Providers are concerned about the paper and copy costs of providing the NOPP. Most patients won't even read the thing; the posted one should be sufficient to put them on notice; and isn't it easier to just ask if they want one, and provide it then? The problem with this approach is that a patient might later decide he doesn't like the way his PHI is being used, and even though it is in the notice which he didn't take when offered, he was forced or coerced not to take a copy?
Now, thanks to Christina Solis, Privacy Officer and HIPAA Compliance Coordinator at the University of Texas Health Science Center at Houston, there might be a more creative solution: give the patient a laminated copy of the NOPP and offer them a paper copy if they want to take one with them.
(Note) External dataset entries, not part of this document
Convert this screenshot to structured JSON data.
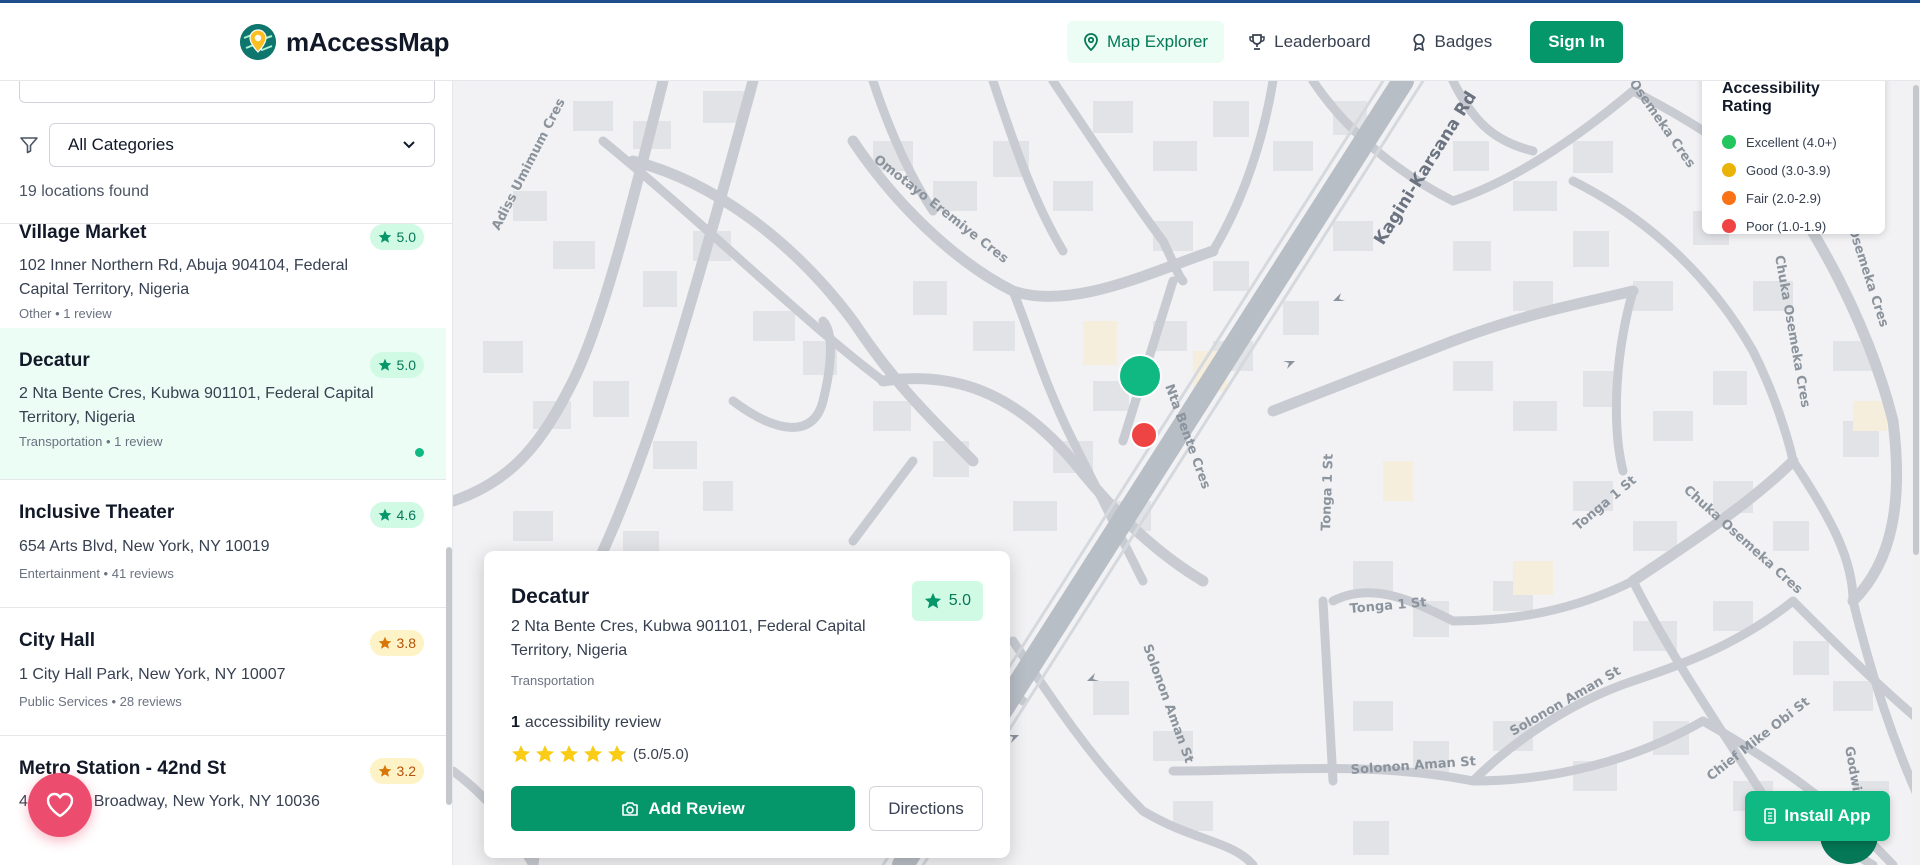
{
  "app": {
    "name": "mAccessMap"
  },
  "nav": {
    "items": [
      {
        "label": "Map Explorer",
        "icon": "map-pin-icon",
        "active": true
      },
      {
        "label": "Leaderboard",
        "icon": "trophy-icon",
        "active": false
      },
      {
        "label": "Badges",
        "icon": "award-icon",
        "active": false
      }
    ],
    "signin_label": "Sign In"
  },
  "sidebar": {
    "search": {
      "placeholder": ""
    },
    "category_select": {
      "value": "All Categories"
    },
    "count_text": "19 locations found",
    "locations": [
      {
        "name": "Village Market",
        "rating": "5.0",
        "rating_color": "green",
        "address": "102 Inner Northern Rd, Abuja 904104, Federal Capital Territory, Nigeria",
        "meta": "Other • 1 review",
        "selected": false
      },
      {
        "name": "Decatur",
        "rating": "5.0",
        "rating_color": "green",
        "address": "2 Nta Bente Cres, Kubwa 901101, Federal Capital Territory, Nigeria",
        "meta": "Transportation • 1 review",
        "selected": true
      },
      {
        "name": "Inclusive Theater",
        "rating": "4.6",
        "rating_color": "green",
        "address": "654 Arts Blvd, New York, NY 10019",
        "meta": "Entertainment • 41 reviews",
        "selected": false
      },
      {
        "name": "City Hall",
        "rating": "3.8",
        "rating_color": "yellow",
        "address": "1 City Hall Park, New York, NY 10007",
        "meta": "Public Services • 28 reviews",
        "selected": false
      },
      {
        "name": "Metro Station - 42nd St",
        "rating": "3.2",
        "rating_color": "yellow",
        "address": "42nd St & Broadway, New York, NY 10036",
        "meta": "",
        "selected": false
      }
    ]
  },
  "map": {
    "street_labels": [
      "Adiss Umimum Cres",
      "Omotayo Eremiye Cres",
      "Kagini-Karsana Rd",
      "Nta Bente Cres",
      "Tonga 1 St",
      "Tonga 1 St",
      "Tonga 1 St",
      "Chuka Osemeka Cres",
      "Chuka Osemeka Cres",
      "Chuka Osemeka Cres",
      "Solonon Aman St",
      "Solonon Aman St",
      "Solonon Aman St",
      "Chief Mike Obi St",
      "Osemeka Cres",
      "Godwin"
    ],
    "markers": [
      {
        "status": "excellent",
        "color": "#10b981"
      },
      {
        "status": "poor",
        "color": "#ef4444"
      }
    ]
  },
  "legend": {
    "title": "Accessibility Rating",
    "items": [
      {
        "label": "Excellent (4.0+)",
        "color": "#22c55e"
      },
      {
        "label": "Good (3.0-3.9)",
        "color": "#eab308"
      },
      {
        "label": "Fair (2.0-2.9)",
        "color": "#f97316"
      },
      {
        "label": "Poor (1.0-1.9)",
        "color": "#ef4444"
      }
    ]
  },
  "popup": {
    "name": "Decatur",
    "rating": "5.0",
    "address": "2 Nta Bente Cres, Kubwa 901101, Federal Capital Territory, Nigeria",
    "category": "Transportation",
    "review_count": "1",
    "review_label": "accessibility review",
    "stars": 5,
    "score_text": "(5.0/5.0)",
    "add_review_label": "Add Review",
    "directions_label": "Directions"
  },
  "install_label": "Install App",
  "colors": {
    "brand": "#059669",
    "accent_bar": "#1f4e8c",
    "favorite": "#ec4d6e"
  }
}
Given the size of the average NOPP, the laminated copy should be about the size of a large plastic placemat (probably printed both sides). When you give them the laminated copy, you have complied with the HIPAA requirement regarding delivery. The individual isn't going to be interested in taking the laminated copy; it's too big and bulky. But if you make clear that they can take (and even encourage them to take) a hard paper copy, there would be little room for complaint that they forced or coerced to leave behind their own copy.
The only downside I can see is the old "Southwest Airline Boarding Pass" concern. Remember when they used those plastic boarding passes, and you'd see people sitting around the gate area, using the pass (which had been who knows where in how many hands) to pick their teeth or shield their mouth while they coughed or sneezed? You'd have to keep the laminated cards wiped down, especially in a doctor's office where lots of germs can be spread around.